At P1.46 cash dividend that has been paid so far, FB is already trading at 4.58 percent dividend yield. If we project the additional P0.40 per share this November, this will increase FB’s dividend yield to an attractive 5.4 percent.
4| Trading below historical pricing multiples
If we divide FB’s current market capitalization of P206 billion by its 12-month trailing income of P20.5 billion, we can derive FB’s Price-to-Earnings (PE) ratio of 10.08 times.
This is relatively very low compared to its average PE in 2021 at 21.3 times. Prior to last year, FB’s average PE from 2018 to 2020 was 29.65 times.
If we price FB at its PE multiple from last year, we should target the stock to double over time to P72.3 per share.
At 21.3 times, FB’s conservative pricing will still be lower than its historical compounded earnings growth rate of 28 percent.

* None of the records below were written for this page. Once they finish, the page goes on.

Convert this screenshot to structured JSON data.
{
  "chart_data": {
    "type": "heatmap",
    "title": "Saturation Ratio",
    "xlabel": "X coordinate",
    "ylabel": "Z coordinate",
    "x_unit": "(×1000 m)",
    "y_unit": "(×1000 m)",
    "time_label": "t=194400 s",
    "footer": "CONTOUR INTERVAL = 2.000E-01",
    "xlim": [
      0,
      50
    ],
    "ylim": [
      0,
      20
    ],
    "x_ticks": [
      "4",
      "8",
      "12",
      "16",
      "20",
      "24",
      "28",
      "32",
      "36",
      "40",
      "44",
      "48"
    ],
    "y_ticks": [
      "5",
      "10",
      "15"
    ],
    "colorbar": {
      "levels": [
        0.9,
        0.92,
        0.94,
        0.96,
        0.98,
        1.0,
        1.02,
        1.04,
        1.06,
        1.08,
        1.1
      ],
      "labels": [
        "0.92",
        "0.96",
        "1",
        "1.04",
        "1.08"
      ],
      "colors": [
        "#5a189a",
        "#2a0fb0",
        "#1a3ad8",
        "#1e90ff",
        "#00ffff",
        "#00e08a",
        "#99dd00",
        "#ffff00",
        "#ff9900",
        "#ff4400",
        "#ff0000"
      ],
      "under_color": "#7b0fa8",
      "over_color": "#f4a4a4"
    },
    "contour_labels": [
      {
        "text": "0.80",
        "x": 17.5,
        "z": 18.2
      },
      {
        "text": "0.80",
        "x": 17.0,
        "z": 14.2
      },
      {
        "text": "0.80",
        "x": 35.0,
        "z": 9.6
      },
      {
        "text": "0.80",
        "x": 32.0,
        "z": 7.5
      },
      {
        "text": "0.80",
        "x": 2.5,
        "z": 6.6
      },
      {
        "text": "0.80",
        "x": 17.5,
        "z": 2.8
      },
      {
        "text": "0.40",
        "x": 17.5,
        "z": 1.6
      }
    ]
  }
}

FB is also trading at only two times its book value per share, which is again historically low compared to its average of 5 times Price-to-Book Value ratio.
FB’s improving return on equity at 22 percent warrants a higher Price-to-Book Value ratio in the long-term.
If we price FB at its historical Price-to-Book Value of 5.0 times, the stock should be priced at P85.6 per share.
5| Trading at large discount to intrinsic value
It has been said that a company creates value for its shareholders when it generates a return on invested capital (ROIC) that is higher than its weighted average cost of capital (WACC).
The higher the residual spread between a company’s ROIC over its WACC, the higher the share price of the stock should be as reflected in its high Enterprise Value (EV) to Invested Capital (IC) ratio.
In theory, the ratio of ROIC-to-WACC should be equal to EV-to-IC ratio so that when a stock’s ROIC-to-WACC is higher than its EV-to-IC ratio, it means that the stock is undervalued, and vice versa.
If we apply this valuation to FB, we will find that the stock has an impressive ROIC of 20 percent against its WACC of only 9.1 percent, which is very good.
An ROIC higher than the cost of capital means the company is healthy and growing, while an ROIC lower than the cost of capital suggests the company is unsustainable and destroying value.
If we take the ratio of FB’s ROIC-to-WACC, we will derive a multiple of 2.2 times.
At the current share price of FB, its projected Enterprise Value is estimated at P231.9 billion. If we compare this against the company’s invested capital of P236.6, we will derive an EV-to-IC ratio of only 0.98 times.
While FB’s ROIC-to-WACC at 2.2 times is remarkable, its pricing at EV-to-IC ratio of 0.98 times showed that the stock’s perceived value has fallen to low beyond its fundamentals, making the stock grossly undervalued.
Ideally, we need to equate FB’s EV-to-IC ratio to its ROIC-to-WACC ratio to reflect its true valuation. If FB’s EV-to-IC ratio is equal to ROIC-to-WACC ratio at 2.2 times, we should theoretically derive a fair value price for FB at P83.97 per share.
At this target price, the current price of FB offers 59 percent discount. Further breakdown of the stock towards P30 support should give an excellent opportunity for it to accumulate.